Figure 3. Molecular interaction between Actinomycin D with FliN (4612) in 3D (A) and 2D models (B). Actinomycin D with FliN showing hydrogen bonding interaction with amino acid GLN128, GLU50, and ARG136. Hydrogen bonding interactions are shown as green dotted lines.
To verify the biological activity of Actinomycin D (Figures 4A,B), we isolated 78.8 mg of red powder from the secondary metabolites of WA5-1-17. The molecular formula of the red powder was calculated as C62H84N12O16 based on the ESI-MS analysis at m/z 1255.49 [M + H]+ (Figure 4C) and 13C NMR data.
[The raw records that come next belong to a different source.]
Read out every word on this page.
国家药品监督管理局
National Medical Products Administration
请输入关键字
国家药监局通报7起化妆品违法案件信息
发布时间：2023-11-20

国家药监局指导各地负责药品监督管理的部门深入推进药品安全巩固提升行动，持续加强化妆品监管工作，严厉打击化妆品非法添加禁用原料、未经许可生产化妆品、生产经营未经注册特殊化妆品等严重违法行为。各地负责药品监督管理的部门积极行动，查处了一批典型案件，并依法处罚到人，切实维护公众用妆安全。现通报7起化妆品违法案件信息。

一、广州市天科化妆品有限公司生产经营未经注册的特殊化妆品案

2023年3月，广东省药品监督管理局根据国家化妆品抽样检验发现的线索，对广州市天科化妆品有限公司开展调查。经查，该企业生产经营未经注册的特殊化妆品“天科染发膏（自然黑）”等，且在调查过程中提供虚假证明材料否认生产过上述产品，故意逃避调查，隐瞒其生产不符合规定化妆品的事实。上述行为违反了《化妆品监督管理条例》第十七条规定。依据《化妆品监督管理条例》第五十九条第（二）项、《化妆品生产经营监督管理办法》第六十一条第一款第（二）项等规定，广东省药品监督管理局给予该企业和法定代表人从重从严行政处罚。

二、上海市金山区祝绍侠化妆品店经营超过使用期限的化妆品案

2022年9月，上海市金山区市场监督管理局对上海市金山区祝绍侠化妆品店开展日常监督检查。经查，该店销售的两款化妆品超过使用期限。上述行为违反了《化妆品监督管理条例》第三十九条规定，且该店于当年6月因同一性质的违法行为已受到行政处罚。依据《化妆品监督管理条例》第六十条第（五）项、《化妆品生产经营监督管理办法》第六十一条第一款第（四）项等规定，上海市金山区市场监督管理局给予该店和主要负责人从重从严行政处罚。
The 1H and 13C NMR spectra of the red powder were closely similar to those of Actinomycin X2, differing in that the red powder has one less oxygen atom than Actinomycin X2. The 13C NMR spectrum exhibited that one signal is missing in the lower field, and one signal is added at δ 23. It is speculated that the carbonyl group in the proline moiety of the red powder is replaced by hydrogen (Figures 4D,E). Comparison of its MS and NMR data with those published in the literature enabled the identification of the red powder as Actinomycin D (Liu et al., 2019).
Figure 4. Structure identification of the purified compound. (A) Molecular structure of the Actinomycin D. (B) UV. (C) Mass spectrometry. (D) Proton (1H) nuclear magnetic resonance. (E) Carbon (13C) nuclear magnetic resonance.
Effect of Actinomycin D on Vibrio parahaemolyticus growth
To verify the antibacterial effect of Actinomycin D on V. parahaemolyticus, we measured MIC and MBC using broth microdilution techniques. Increasing concentrations of actinomycin D significantly enhanced its antimicrobial activity against V. parahaemolyticus, with MIC and MBC values of 16.0 μg/mL and 64.0 μg/mL, respectively. The growth curve experiment provided further evidence, as it confirmed that Actinomycin D exerted a pronounced inhibitory effect on V. parahaemolyticus growth at a concentration of 16.0 μg/mL. Notably, when compared to the control group, Actinomycin D exhibited no significant impact on the growth curve of V. parahaemolyticus at concentrations below 8.0 μg/mL, as illustrated in Figure 5.
Figure 5. Effect of Actinomycin D on the growth curve of V. parahaemolyticus. Bars represent the SD. Each value represents the average of six independent measurements.
Effect of Actinomycin D on Vibrio parahaemolyticus motility
As shown in Figure 6, Actinomycin D inhibited both the V. parahaemolyticus swimming and swarming motility, and the motility diameter significantly reduced with the increase of Actinomycin D dose compared to that of the control (p<0.05). In contrast with the 0.0 μg/mL, 2.0 and 4.0 μg/mL of Actinomycin D had a significant reduction in the diameter of the swimming area by 24.2 and 72.2%, and it obviously reduced the swarming area by 39.7and 53.6%, respectively.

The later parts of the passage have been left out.